31 december 1938 – 31 december 1944
Door: Dik Heuwekemeijer, geboren in 1932 in de Watergraafsmeer op het Linnaeushof 74. In 1934 verhuisd naar nummer 86, waar mijn ouders een muziekwinkel hadden. Toen ons gezin alsmaar groeide verhuisden we in 1944 naar Bredeweg nr. 21.
Voordracht tijdens de Vrijheidslunch in Park Frankendael op 5 mei 2013.
Mijn broer Martin
Mijn broer Martin, die ruim 3 1/2 jaar ouder is dan ik, was erg groot voor zijn leeftijd en vader was bang dat hij daarom opgepakt zou kunnen worden. Hij heeft de geboortedatum op zijn persoonsbewijs laten veranderen. Gelukkig is hij nooit gecontroleerd, want achteraf gezien was deze vervalsing heel knullig uitgevoerd. Voor mij had dit echter wel gevolgen, want de pakketjes bladmuziek voor onze klanten moesten wel worden bezorgd. Ik kreeg van mijn ouders een oude autoped met harde banden en reed vervolgens met een volgeladen step
door de gehele stad. U zult wel begrijpen dat ik onderweg veel nare dingen heb gezien en vanwege razzia’s en versperringen vaak moest omrijden. Gelukkig is alles goed afgelopen, want u ziet het, ik ben er nog.
Hongerwinter
Onze omgeving werd steeds onrustiger, vooral in de lucht. Daarom werd er nog beter gecontroleerd of de verduistering wel in orde was. Er mocht geen sprankeltje licht van buitenaf waarneembaar zijn. Echter in de hongerwinter werd het gas en de stroom ook nog uitgeschakeld.

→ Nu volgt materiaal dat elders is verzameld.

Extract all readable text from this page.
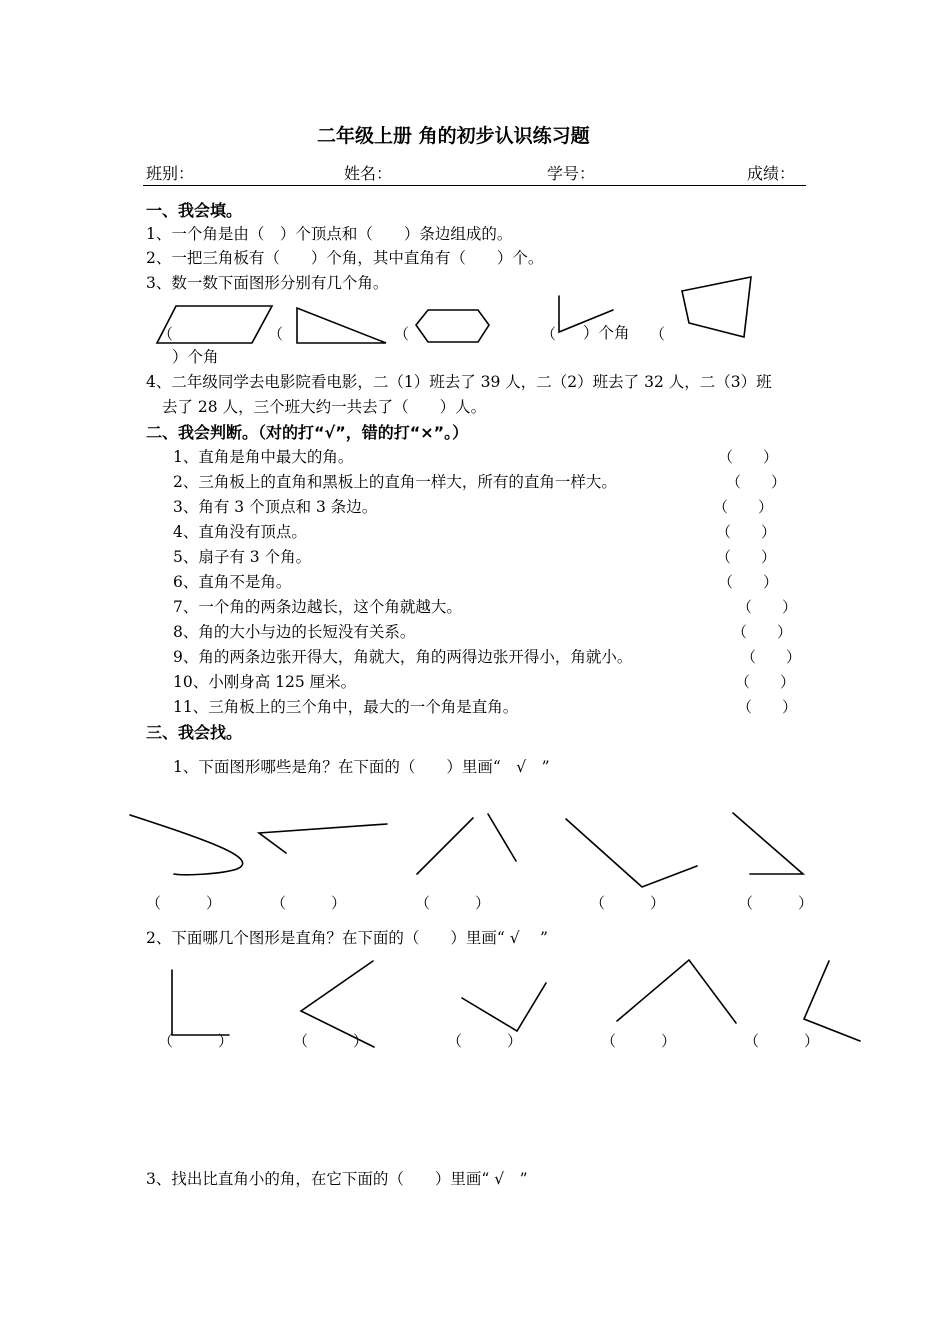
二年级上册 角的初步认识练习题
班别：	姓名：	学号：	成绩：
一、我会填。
1、一个角是由（　）个顶点和（　　）条边组成的。
2、一把三角板有（　　）个角，其中直角有（　　）个。
3、数一数下面图形分别有几个角。
（	（	（	（ ）个角 （
）个角
4、二年级同学去电影院看电影，二（1）班去了 39 人，二（2）班去了 32 人，二（3）班
去了 28 人，三个班大约一共去了（　　）人。
二、我会判断。（对的打“√”，错的打“×”。）
1、直角是角中最大的角。	（　　）
2、三角板上的直角和黑板上的直角一样大，所有的直角一样大。	（　　）
3、角有 3 个顶点和 3 条边。	（　　）
4、直角没有顶点。	（　　）
5、扇子有 3 个角。	（　　）
6、直角不是角。	（　　）
7、一个角的两条边越长，这个角就越大。	（　　）
8、角的大小与边的长短没有关系。	（　　）
9、角的两条边张开得大，角就大，角的两得边张开得小，角就小。	（　　）
10、小刚身高 125 厘米。	（　　）
11、三角板上的三个角中，最大的一个角是直角。	（　　）
三、我会找。
1、下面图形哪些是角？在下面的（　　）里画“　√　”
（　　　）	（　　　）	（　　　）	（　　　）	（　　　）
2、下面哪几个图形是直角？在下面的（　　）里画“ √　 ”
（　　　）	（　　　）	（　　　）	（　　　）	（　　　）
3、找出比直角小的角，在它下面的（　　）里画“ √　”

Er was dus geen elektrisch licht meer en ook de benzine raakte op. De meest lucratieve oplossingen werden daarvoor gevonden. Onze bakker Kwakman, die een pand beheerde vanaf no. 89 tot aan de Middenweg, had een bijzondere oplossing voor dit probleem bedacht. Voor zijn banketbakkerij op no. 91 parkeerde hij zijn auto. Op deze auto had hij een grote kist laten bevestigen met daarin een langwerpige ballon gevuld met gas. Hij was niet de enige, want in de stad reden meer van dit soort omgebouwde auto’s rond.
De strijd om voedsel
Bij onze groenteman Botman op no. 12 stond altijd een lange rij mensen te wachten, in de hoop wat groente te bemachtigen. Als de groente was uitverkocht probeerde hij met zijn paard en wagen elders zijn voorraad weer aan te vullen. Dat was helaas niet altijd succesvol en dus moesten de overgebleven klanten het elders, opnieuw proberen. Zelf heb ik ook vaak uren in de rij moeten staan om extra fruit en brood te bemachtigen. Vrachtschepen met appels legden soms aan in de Amstel bij de Berlagebrug, in het Merwedekanaal aan het einde van de Ouddiemerlaan en in de Weespertrekvaart te Diemen tegenover de Protestantse kerk die inmiddels is afgebroken. Voor brood moest ik naar de zogenaamde Broodfabriek die gevestigd was aan de Vijzelgracht. Gelukkig ben ik er steeds in geslaagd om met een zak appels of wat brood thuis te komen. Ik had echter wel vaak problemen met de zogenaamde grote mensen, want die probeerden vaak voor te dringen. Zij vonden mij maar een brutale aap omdat ik niet voor hen opzij ging.
Afweergeschut
Voor onze veiligheid waren de eerder genoemde verduisteringen toch wel noodzakelijk, want op het zogenaamde opgespoten landje achter de Jennerstraat , waar na de oorlog de wijk Jeruzalem is gebouwd, hadden de Duitsers veel afweergeschut en zoeklichten geplaatst. Vooral ’s avonds maar ook nachts was het goed raak, want dan vlogen de vliegende forten van de Geallieerden richting Duitsland en steeds over ons vertrouwde hofje. Het was dan een lawaai en gedreun van jewelste. De donkere nacht was dan heel fel verlicht door de vele zoeklichten. Rondom de vliegtuigen zag je dan zwarte wolkjes van de uiteenspattende granaten. Wij hoorden dan de vele granaatscherven tegen de ramen kletteren, op de daken en op straat vallen. De volgende morgen ging ik dan met mijn grote broertje granaatscherven, kogels en lege hulzen zoeken op de Hof. Een gedeelte van deze scherven heeft mijn oudste broer Martin nog steeds bewaard.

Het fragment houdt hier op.